Last night, Royce Young tweeted:
It’s a shame people are going to make such a big deal about Westbrook sitting. It had a lot less to do with him than it did with the bench.
And yes, this is the type of story the mainstream media will magnify so intensely and so quickly, that it’ll get so big we won’t even recognize it for what it actually is. But it also seems like something that so much of the online world is actively trying to downplay, and that doesn’t really make any sense.
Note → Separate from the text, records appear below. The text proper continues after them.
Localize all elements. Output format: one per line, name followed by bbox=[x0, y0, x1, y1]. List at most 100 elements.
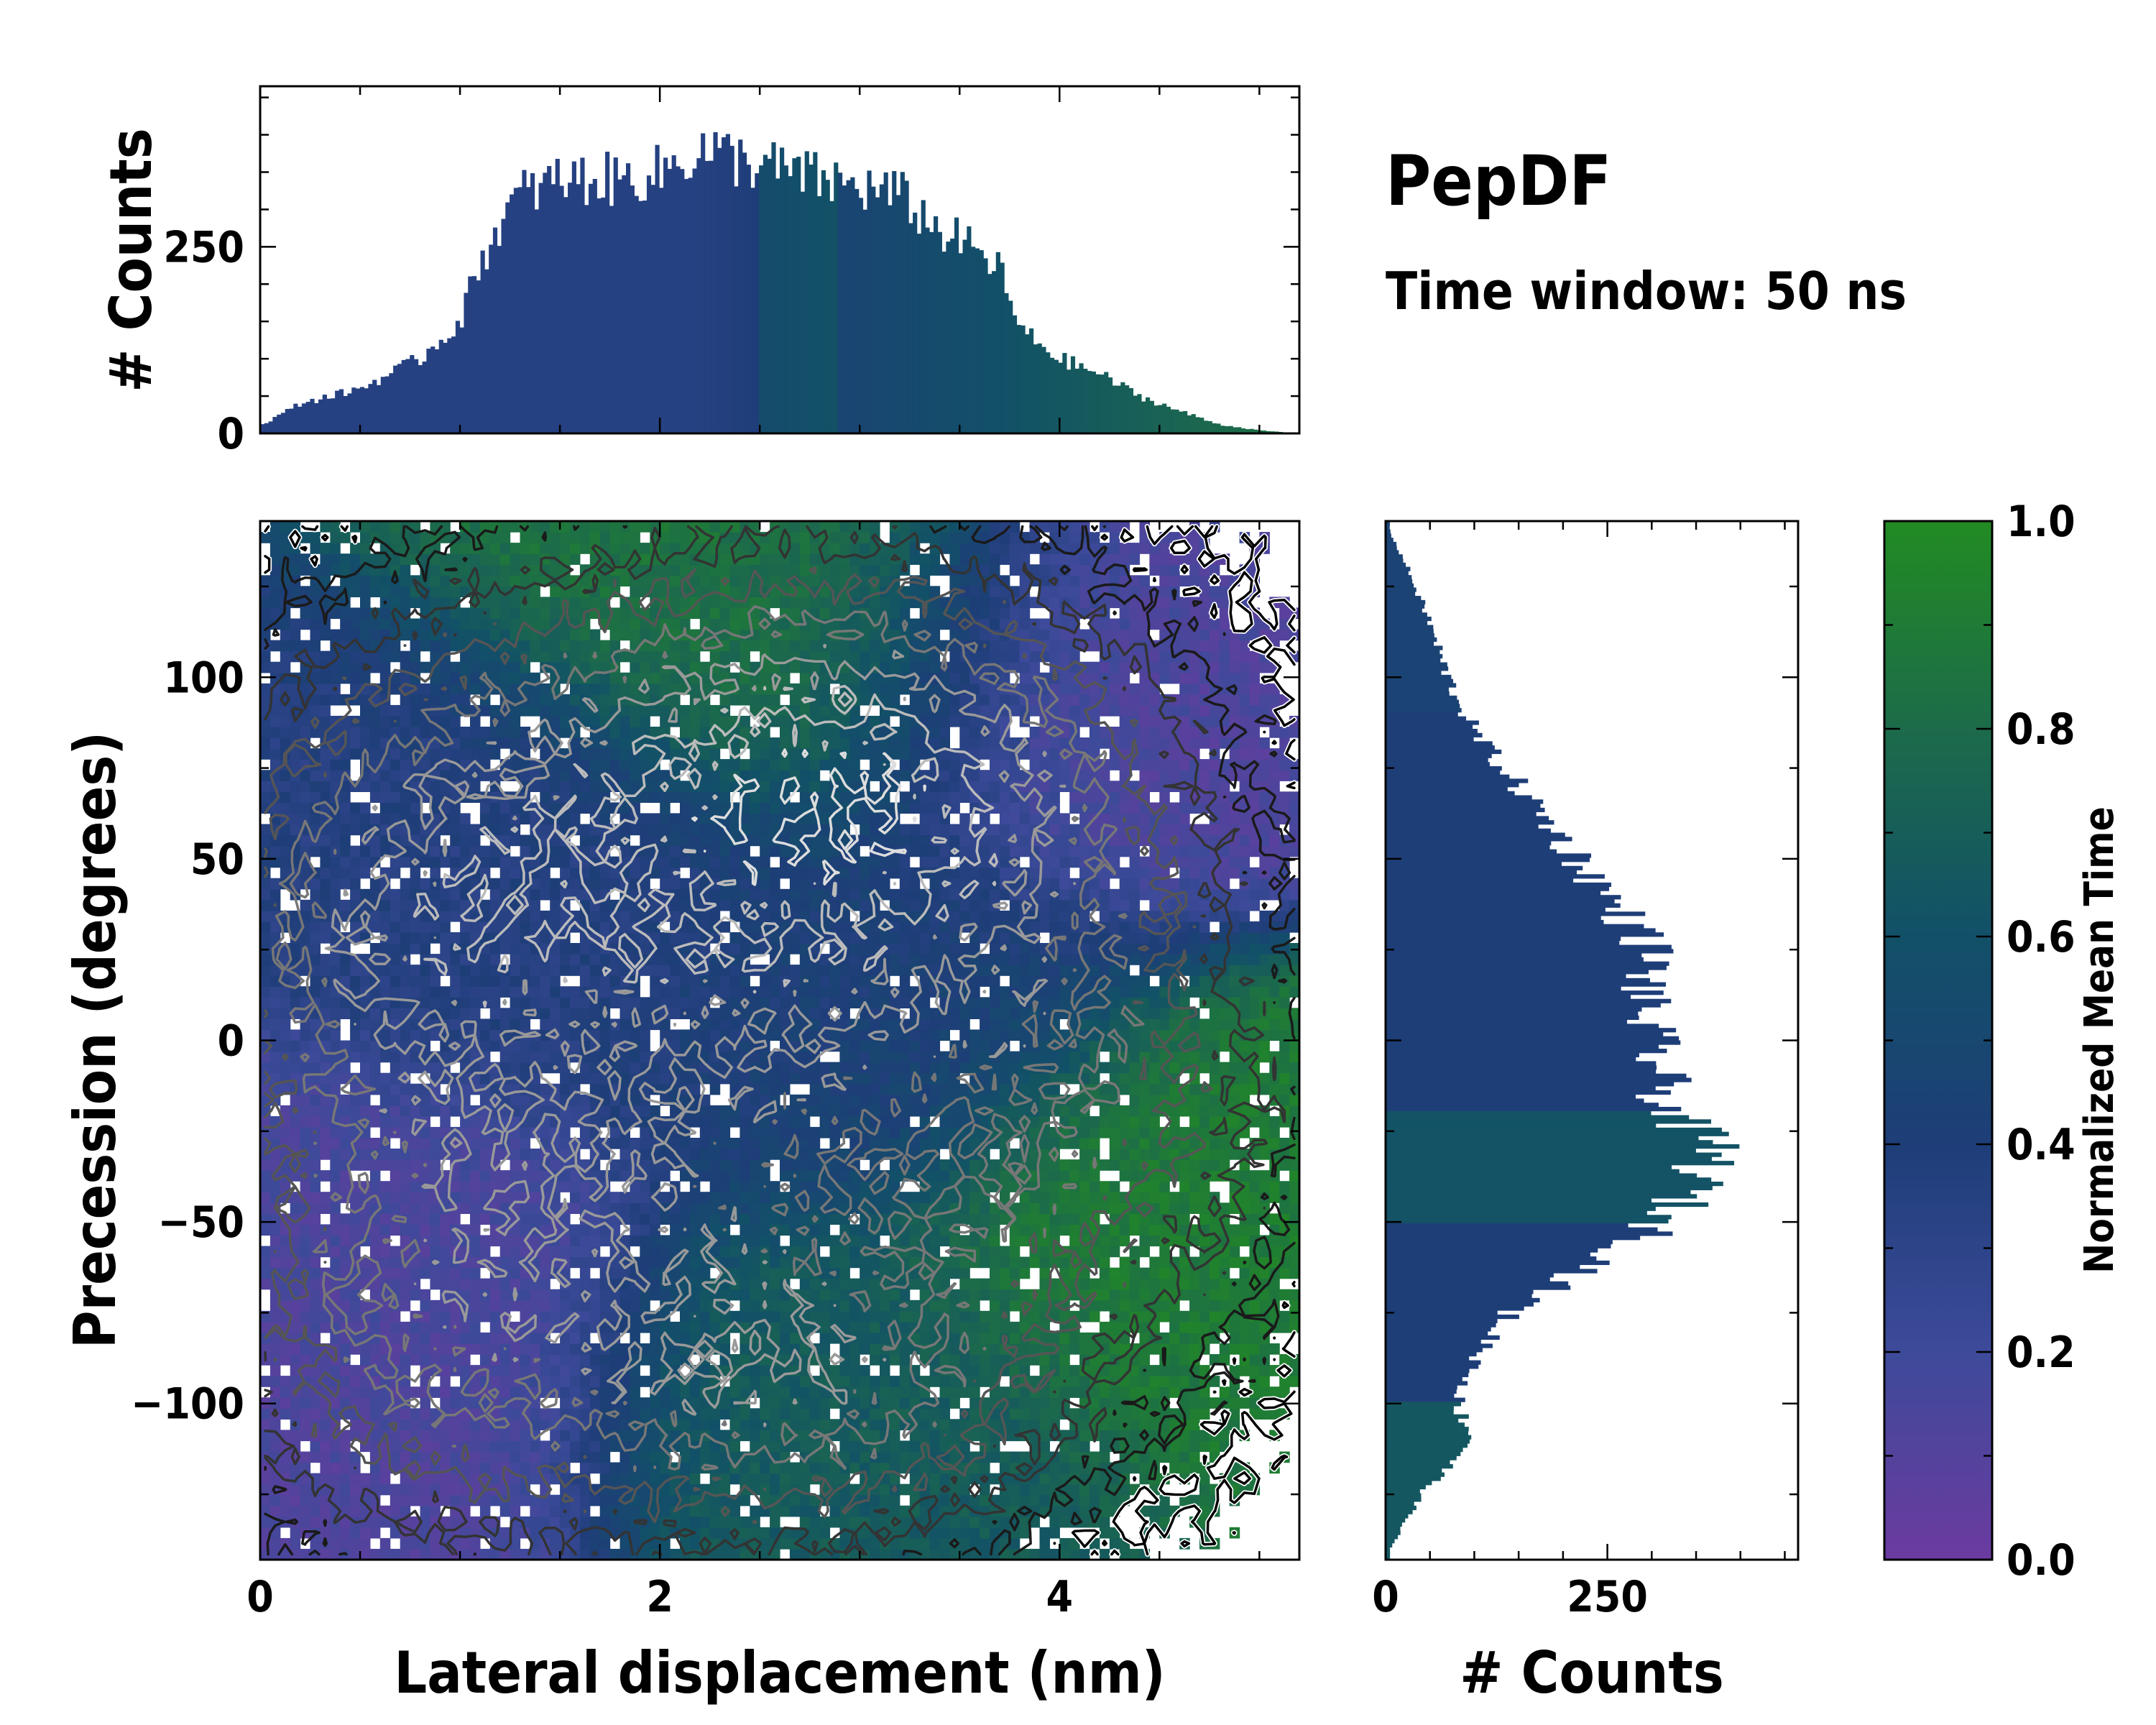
heatmap-cell bbox=[360, 1386, 371, 1398]
heatmap-cell bbox=[350, 1386, 361, 1398]
heatmap-cell bbox=[599, 1537, 611, 1550]
heatmap-cell bbox=[290, 1040, 301, 1052]
heatmap-cell bbox=[789, 1505, 801, 1517]
heatmap-cell bbox=[1099, 1267, 1110, 1279]
heatmap-cell bbox=[860, 1094, 870, 1106]
heatmap-cell bbox=[1149, 1278, 1160, 1290]
heatmap-cell bbox=[770, 1516, 780, 1528]
heatmap-cell bbox=[1019, 1451, 1031, 1463]
heatmap-cell bbox=[470, 1213, 481, 1225]
heatmap-cell bbox=[410, 1537, 421, 1550]
heatmap-cell bbox=[390, 1170, 401, 1182]
heatmap-cell bbox=[579, 1181, 591, 1192]
heatmap-cell bbox=[1199, 1051, 1210, 1063]
heatmap-cell bbox=[839, 1116, 850, 1128]
heatmap-cell bbox=[939, 1300, 950, 1312]
heatmap-cell bbox=[839, 1451, 850, 1463]
heatmap-cell bbox=[929, 1408, 941, 1420]
heatmap-cell bbox=[530, 1181, 540, 1192]
heatmap-cell bbox=[880, 1300, 890, 1312]
heatmap-cell bbox=[1139, 1451, 1150, 1463]
heatmap-cell bbox=[379, 1246, 391, 1258]
heatmap-cell bbox=[300, 1343, 311, 1355]
heatmap-cell bbox=[320, 1126, 331, 1138]
heatmap-cell bbox=[699, 1029, 711, 1041]
heatmap-cell bbox=[1159, 1310, 1170, 1322]
heatmap-cell bbox=[420, 1246, 430, 1258]
heatmap-cell bbox=[320, 1430, 331, 1442]
heatmap-cell bbox=[520, 1126, 530, 1138]
heatmap-cell bbox=[260, 1484, 271, 1496]
heatmap-cell bbox=[770, 1278, 780, 1290]
heatmap-cell bbox=[969, 1235, 980, 1247]
heatmap-cell bbox=[1059, 1224, 1070, 1236]
heatmap-cell bbox=[870, 1278, 880, 1290]
heatmap-cell bbox=[1239, 1267, 1250, 1279]
heatmap-cell bbox=[330, 1246, 341, 1258]
heatmap-cell bbox=[670, 1548, 681, 1560]
heatmap-cell bbox=[780, 1062, 791, 1074]
heatmap-cell bbox=[630, 1310, 640, 1322]
heatmap-cell bbox=[909, 1105, 921, 1117]
heatmap-cell bbox=[990, 1310, 1000, 1322]
heatmap-cell bbox=[889, 1386, 900, 1398]
heatmap-cell bbox=[640, 1440, 650, 1453]
heatmap-cell bbox=[420, 1419, 430, 1430]
heatmap-cell bbox=[290, 1094, 301, 1106]
heatmap-cell bbox=[499, 1062, 511, 1074]
heatmap-cell bbox=[410, 1159, 421, 1171]
heatmap-cell bbox=[499, 1386, 511, 1398]
heatmap-cell bbox=[320, 1029, 331, 1041]
heatmap-cell bbox=[300, 1300, 311, 1312]
heatmap-cell bbox=[310, 1213, 321, 1225]
heatmap-cell bbox=[909, 1192, 921, 1203]
heatmap-cell bbox=[740, 1213, 750, 1225]
heatmap-cell bbox=[300, 1494, 311, 1506]
heatmap-cell bbox=[1149, 1386, 1160, 1398]
top-histogram-bar bbox=[380, 377, 385, 433]
heatmap-cell bbox=[450, 1397, 461, 1409]
heatmap-cell bbox=[699, 1126, 711, 1138]
heatmap-cell bbox=[740, 1430, 750, 1442]
heatmap-cell bbox=[579, 1376, 591, 1387]
heatmap-cell bbox=[489, 1040, 501, 1052]
heatmap-cell bbox=[1099, 1548, 1110, 1560]
heatmap-cell bbox=[599, 1397, 611, 1409]
heatmap-cell bbox=[489, 1462, 501, 1474]
heatmap-cell bbox=[350, 1494, 361, 1506]
heatmap-cell bbox=[680, 1462, 691, 1474]
heatmap-cell bbox=[1289, 1170, 1299, 1182]
heatmap-cell bbox=[420, 1440, 430, 1453]
heatmap-cell bbox=[360, 1018, 371, 1031]
heatmap-cell bbox=[1059, 1159, 1070, 1171]
heatmap-cell bbox=[470, 1332, 481, 1344]
heatmap-cell bbox=[839, 1094, 850, 1106]
heatmap-cell bbox=[420, 1300, 430, 1312]
heatmap-cell bbox=[729, 1516, 740, 1528]
heatmap-cell bbox=[969, 1430, 980, 1442]
heatmap-cell bbox=[440, 1516, 451, 1528]
heatmap-cell bbox=[599, 1149, 611, 1160]
heatmap-cell bbox=[849, 1365, 860, 1376]
heatmap-cell bbox=[330, 1537, 341, 1550]
heatmap-cell bbox=[719, 1397, 731, 1409]
heatmap-cell bbox=[1189, 1138, 1200, 1149]
heatmap-cell bbox=[1149, 1408, 1160, 1420]
heatmap-cell bbox=[379, 1029, 391, 1041]
heatmap-cell bbox=[699, 1527, 711, 1539]
heatmap-cell bbox=[499, 1246, 511, 1258]
heatmap-cell bbox=[880, 1365, 890, 1376]
heatmap-cell bbox=[1069, 1138, 1080, 1149]
heatmap-cell bbox=[959, 1321, 970, 1333]
heatmap-cell bbox=[1159, 1083, 1170, 1095]
heatmap-cell bbox=[450, 1516, 461, 1528]
heatmap-cell bbox=[939, 1440, 950, 1453]
top-histogram-bar bbox=[655, 144, 660, 433]
heatmap-cell bbox=[999, 1105, 1010, 1117]
heatmap-cell bbox=[1249, 1202, 1260, 1214]
heatmap-cell bbox=[420, 1213, 430, 1225]
top-histogram-bar bbox=[443, 342, 448, 433]
top-histogram-bar bbox=[742, 152, 747, 433]
heatmap-cell bbox=[410, 1408, 421, 1420]
heatmap-cell bbox=[1039, 1354, 1050, 1366]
How can you say that this isn’t going to have some kind of effect? Russell Westbrook is human, and he probably thinks he’s one of the best players in the NBA. To sit out the entire fourth quarter of the biggest game of the season when your team, as Andrew Sharp pointed out, doesn’t even have the game sealed? That has to hurt a little bit.
This isn’t going to divide and destroy the OKC locker room. It shouldn’t. But right now, this is a big deal for Russell Westbrook. If it wasn’t, then Russell Westbrook wouldn’t be the player we think he is; he wouldn’t care enough. Watch how he reacted when he came out. He cares. It killed him to sit out.
The Thunder just beat the hottest team in the NBA without their second-best player playing for the entire fourth quarter. That is something. It could be a turning point in a number of different directions, or it could mean nothing. But the possibility is there, where it hasn’t been before.